Over the past few years, our lab joined trials using methanol as a reagent for advanced materials—everything from graphene production to next-generation batteries. In these fields, batch-to-batch consistency in trace metals and water shifts performance outcomes. We retool lines and rerun QC steps, filing away each lesson. As universities and research groups publish new findings, we weigh upgrades or side-stream nutrition to keep up. The learning loop never ends; production, trial feedback, and process improvement shape our next iteration.

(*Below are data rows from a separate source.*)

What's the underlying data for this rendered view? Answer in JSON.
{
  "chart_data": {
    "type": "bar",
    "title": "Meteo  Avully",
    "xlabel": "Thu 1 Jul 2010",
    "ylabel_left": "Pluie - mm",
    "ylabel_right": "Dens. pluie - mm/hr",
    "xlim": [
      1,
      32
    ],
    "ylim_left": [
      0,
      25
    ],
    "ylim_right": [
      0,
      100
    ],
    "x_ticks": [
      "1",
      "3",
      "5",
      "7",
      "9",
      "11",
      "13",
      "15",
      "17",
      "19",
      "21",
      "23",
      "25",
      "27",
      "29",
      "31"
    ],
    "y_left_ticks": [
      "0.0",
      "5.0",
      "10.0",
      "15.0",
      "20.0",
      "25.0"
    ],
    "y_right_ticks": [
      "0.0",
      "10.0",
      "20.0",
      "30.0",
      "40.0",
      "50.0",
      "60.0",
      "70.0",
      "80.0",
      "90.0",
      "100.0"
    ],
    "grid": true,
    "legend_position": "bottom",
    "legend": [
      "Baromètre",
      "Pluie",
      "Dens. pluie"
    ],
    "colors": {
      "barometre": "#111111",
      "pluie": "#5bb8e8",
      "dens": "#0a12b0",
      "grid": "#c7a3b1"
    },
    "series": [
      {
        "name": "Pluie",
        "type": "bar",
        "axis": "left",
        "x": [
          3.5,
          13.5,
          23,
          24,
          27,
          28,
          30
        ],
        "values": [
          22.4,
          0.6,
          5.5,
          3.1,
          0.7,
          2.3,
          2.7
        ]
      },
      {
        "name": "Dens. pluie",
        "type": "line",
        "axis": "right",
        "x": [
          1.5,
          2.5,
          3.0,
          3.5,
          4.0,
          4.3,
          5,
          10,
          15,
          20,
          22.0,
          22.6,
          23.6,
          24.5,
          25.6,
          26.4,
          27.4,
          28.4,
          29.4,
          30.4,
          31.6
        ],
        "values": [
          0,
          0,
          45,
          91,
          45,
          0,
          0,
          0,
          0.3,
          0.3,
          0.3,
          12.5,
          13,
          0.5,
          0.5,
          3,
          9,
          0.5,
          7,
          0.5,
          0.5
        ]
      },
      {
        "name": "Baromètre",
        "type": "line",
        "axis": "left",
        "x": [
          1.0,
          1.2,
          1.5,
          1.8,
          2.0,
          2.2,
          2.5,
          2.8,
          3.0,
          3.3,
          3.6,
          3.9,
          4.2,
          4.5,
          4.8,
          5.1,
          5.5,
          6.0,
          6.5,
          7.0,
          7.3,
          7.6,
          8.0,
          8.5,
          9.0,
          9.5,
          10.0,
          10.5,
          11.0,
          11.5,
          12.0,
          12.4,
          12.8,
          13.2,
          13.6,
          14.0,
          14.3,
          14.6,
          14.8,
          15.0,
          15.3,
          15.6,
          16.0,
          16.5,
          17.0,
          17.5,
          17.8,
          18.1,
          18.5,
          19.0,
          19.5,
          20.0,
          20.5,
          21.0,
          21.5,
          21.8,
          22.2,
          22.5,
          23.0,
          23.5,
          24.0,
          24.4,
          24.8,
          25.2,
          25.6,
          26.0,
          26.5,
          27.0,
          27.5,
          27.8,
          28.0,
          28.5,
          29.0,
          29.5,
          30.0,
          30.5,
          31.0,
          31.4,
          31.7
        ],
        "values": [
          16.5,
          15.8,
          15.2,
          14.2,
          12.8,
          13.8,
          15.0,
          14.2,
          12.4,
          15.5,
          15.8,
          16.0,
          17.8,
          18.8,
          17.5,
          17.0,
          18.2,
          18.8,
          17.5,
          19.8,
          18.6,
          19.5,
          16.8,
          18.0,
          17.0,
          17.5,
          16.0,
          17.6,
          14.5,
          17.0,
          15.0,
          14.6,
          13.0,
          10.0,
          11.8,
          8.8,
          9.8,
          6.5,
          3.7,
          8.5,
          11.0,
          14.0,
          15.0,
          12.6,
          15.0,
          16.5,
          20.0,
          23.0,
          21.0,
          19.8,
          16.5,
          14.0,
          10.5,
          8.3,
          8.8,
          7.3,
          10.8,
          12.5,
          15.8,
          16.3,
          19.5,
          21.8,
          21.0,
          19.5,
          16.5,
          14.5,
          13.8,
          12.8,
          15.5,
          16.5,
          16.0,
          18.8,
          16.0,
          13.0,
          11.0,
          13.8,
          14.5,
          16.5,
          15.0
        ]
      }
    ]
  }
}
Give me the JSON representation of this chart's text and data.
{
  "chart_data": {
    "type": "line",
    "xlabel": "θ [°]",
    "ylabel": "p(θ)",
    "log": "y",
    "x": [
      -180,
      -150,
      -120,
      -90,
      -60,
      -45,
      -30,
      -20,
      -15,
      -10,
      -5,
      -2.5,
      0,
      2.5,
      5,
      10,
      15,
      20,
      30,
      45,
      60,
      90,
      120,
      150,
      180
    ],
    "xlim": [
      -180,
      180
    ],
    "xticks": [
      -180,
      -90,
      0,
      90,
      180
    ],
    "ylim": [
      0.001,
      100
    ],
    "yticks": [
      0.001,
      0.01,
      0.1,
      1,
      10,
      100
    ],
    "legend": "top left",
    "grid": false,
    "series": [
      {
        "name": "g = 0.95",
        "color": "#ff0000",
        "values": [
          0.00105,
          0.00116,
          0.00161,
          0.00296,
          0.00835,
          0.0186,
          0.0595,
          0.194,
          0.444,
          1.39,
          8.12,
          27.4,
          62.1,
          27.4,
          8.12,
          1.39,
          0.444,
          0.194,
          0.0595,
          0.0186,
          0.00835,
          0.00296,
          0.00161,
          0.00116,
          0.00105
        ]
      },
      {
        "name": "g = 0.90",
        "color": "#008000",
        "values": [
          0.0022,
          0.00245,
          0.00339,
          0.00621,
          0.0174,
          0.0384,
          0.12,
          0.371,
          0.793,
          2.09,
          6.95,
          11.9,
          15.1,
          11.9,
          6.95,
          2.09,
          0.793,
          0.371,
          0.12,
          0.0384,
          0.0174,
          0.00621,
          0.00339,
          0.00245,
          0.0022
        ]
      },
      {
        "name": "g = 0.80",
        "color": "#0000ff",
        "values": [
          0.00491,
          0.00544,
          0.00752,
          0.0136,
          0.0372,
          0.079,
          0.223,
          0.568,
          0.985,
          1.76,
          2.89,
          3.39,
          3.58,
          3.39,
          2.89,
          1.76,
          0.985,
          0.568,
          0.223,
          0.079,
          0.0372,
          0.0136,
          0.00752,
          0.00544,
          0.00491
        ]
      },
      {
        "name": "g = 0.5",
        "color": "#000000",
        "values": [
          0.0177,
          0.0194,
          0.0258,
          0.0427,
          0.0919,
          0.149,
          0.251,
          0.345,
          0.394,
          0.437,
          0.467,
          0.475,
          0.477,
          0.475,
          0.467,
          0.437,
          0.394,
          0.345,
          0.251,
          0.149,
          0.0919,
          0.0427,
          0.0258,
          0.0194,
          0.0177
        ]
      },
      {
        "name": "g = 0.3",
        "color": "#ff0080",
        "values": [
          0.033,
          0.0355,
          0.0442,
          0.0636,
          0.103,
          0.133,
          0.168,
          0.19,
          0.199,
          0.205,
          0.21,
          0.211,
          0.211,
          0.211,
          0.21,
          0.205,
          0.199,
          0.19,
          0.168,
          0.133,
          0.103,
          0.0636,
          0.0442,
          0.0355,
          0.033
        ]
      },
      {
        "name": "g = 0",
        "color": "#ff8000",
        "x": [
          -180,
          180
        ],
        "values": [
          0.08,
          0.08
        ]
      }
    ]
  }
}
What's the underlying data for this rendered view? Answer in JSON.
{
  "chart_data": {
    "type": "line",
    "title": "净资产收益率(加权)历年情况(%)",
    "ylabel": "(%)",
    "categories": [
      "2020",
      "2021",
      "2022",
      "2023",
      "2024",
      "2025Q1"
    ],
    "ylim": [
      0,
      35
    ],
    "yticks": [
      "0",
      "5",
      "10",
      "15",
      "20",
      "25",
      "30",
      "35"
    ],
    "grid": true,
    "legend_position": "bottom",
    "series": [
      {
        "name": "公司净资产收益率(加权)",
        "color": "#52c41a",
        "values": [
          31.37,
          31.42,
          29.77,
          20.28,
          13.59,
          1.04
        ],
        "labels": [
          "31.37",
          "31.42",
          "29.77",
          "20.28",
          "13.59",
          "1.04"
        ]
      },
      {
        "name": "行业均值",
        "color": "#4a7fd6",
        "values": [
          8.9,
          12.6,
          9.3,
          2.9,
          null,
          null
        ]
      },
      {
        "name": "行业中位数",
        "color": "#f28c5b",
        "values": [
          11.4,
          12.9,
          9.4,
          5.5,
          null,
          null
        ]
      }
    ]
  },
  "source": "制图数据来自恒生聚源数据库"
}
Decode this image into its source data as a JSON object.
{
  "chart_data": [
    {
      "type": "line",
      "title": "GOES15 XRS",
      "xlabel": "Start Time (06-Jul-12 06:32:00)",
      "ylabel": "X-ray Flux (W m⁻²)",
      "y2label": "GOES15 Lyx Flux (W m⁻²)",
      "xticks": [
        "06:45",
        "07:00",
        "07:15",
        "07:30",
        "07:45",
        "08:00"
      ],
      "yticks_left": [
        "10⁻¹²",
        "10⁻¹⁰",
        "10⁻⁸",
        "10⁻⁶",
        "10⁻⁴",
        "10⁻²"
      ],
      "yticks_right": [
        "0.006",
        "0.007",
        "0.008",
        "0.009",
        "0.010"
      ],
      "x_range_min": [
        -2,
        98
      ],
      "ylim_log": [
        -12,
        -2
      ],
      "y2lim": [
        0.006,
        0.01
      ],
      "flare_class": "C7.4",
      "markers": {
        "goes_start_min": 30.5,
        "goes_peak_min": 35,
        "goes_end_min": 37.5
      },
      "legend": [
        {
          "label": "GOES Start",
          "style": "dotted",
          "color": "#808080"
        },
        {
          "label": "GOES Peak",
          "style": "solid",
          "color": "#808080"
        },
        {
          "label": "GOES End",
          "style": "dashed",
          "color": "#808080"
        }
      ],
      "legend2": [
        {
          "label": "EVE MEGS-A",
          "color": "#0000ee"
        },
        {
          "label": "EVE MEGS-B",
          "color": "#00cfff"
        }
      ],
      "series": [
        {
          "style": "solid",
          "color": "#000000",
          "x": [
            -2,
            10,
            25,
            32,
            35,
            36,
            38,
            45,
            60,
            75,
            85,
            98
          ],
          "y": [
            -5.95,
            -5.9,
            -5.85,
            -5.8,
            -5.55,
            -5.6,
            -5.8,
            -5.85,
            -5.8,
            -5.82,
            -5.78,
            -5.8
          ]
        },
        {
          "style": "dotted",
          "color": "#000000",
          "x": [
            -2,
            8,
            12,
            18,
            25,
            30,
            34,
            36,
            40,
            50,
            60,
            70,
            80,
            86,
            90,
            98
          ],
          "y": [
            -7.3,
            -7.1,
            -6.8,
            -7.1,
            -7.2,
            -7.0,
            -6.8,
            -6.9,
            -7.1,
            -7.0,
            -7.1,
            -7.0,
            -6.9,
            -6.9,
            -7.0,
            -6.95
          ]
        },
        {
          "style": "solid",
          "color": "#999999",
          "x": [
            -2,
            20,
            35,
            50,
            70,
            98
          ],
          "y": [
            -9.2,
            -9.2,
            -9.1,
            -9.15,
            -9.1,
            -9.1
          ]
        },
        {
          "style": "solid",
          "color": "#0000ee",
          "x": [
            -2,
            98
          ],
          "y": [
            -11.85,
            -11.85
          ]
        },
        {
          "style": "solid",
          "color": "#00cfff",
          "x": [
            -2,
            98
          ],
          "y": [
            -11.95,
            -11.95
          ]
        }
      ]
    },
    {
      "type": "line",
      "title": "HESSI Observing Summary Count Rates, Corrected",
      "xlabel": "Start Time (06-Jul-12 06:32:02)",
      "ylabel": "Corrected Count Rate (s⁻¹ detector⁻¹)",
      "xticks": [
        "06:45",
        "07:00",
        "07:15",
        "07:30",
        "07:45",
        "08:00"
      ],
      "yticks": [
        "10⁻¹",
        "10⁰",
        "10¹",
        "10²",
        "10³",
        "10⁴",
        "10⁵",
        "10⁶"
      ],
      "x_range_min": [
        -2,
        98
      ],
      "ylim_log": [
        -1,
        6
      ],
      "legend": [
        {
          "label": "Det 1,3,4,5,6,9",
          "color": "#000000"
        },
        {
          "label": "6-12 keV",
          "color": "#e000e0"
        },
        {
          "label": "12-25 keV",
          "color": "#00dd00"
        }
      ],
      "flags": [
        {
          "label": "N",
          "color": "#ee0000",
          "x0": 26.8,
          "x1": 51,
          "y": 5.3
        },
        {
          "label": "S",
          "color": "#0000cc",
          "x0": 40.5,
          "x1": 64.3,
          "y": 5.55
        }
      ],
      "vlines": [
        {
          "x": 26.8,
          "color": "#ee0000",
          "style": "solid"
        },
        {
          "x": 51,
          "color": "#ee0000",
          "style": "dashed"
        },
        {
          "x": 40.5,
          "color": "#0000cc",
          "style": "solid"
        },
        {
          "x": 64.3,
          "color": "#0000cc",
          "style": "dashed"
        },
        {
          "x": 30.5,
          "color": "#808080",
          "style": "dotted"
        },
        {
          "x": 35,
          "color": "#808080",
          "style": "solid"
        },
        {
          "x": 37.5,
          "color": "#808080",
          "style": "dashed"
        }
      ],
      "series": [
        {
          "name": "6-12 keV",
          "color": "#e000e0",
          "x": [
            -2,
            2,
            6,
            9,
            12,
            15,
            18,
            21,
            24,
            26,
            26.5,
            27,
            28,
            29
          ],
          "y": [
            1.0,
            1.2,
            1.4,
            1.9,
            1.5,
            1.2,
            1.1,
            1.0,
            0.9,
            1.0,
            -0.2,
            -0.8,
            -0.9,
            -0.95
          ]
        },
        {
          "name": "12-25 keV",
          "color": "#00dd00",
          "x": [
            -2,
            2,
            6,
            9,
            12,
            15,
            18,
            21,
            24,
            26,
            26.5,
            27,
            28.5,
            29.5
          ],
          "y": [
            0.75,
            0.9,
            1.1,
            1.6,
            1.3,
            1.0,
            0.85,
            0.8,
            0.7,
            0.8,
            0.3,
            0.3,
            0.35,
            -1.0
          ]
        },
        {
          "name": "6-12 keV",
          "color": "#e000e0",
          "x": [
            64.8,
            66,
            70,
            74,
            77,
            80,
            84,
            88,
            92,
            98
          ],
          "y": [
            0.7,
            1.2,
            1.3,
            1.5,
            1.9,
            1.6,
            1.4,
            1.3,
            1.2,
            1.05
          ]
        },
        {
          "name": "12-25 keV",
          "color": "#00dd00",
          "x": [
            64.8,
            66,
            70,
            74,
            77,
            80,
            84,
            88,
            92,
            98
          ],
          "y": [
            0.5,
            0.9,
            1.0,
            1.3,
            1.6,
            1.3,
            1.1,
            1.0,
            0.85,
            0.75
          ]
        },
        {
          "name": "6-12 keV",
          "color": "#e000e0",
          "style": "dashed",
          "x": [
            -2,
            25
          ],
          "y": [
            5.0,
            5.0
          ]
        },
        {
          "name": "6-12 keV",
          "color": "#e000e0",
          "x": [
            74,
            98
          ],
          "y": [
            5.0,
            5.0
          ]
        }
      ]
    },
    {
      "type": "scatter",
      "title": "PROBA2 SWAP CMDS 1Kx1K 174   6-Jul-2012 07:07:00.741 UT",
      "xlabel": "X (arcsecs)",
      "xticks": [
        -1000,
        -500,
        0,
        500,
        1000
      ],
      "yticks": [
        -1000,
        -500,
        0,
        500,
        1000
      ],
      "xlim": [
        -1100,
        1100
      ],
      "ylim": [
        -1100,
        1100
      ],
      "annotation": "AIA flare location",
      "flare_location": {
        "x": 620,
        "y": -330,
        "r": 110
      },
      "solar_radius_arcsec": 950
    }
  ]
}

Every shipment of methanol out of our plant represents thousands of choices: raw material sourcing, process design, tank cleaning, and customer feedback. Methanol keeps evolving, stepping into roles nobody imagined generations ago. In daily business, its value shows up in reliability, adaptability, and safety—qualities shaped by hands-on experience no data sheet communicates fully. Supply chain turbulence, environmental pressure, and new markets push us to review, adjust, and improve. Each year, the conversation around methanol widens, and only by staying close to our product, equipment, and customers do we make the right decisions. For us, methanol is not just a molecule—it’s at the core of our discipline, resilience, and growth as a manufacturer.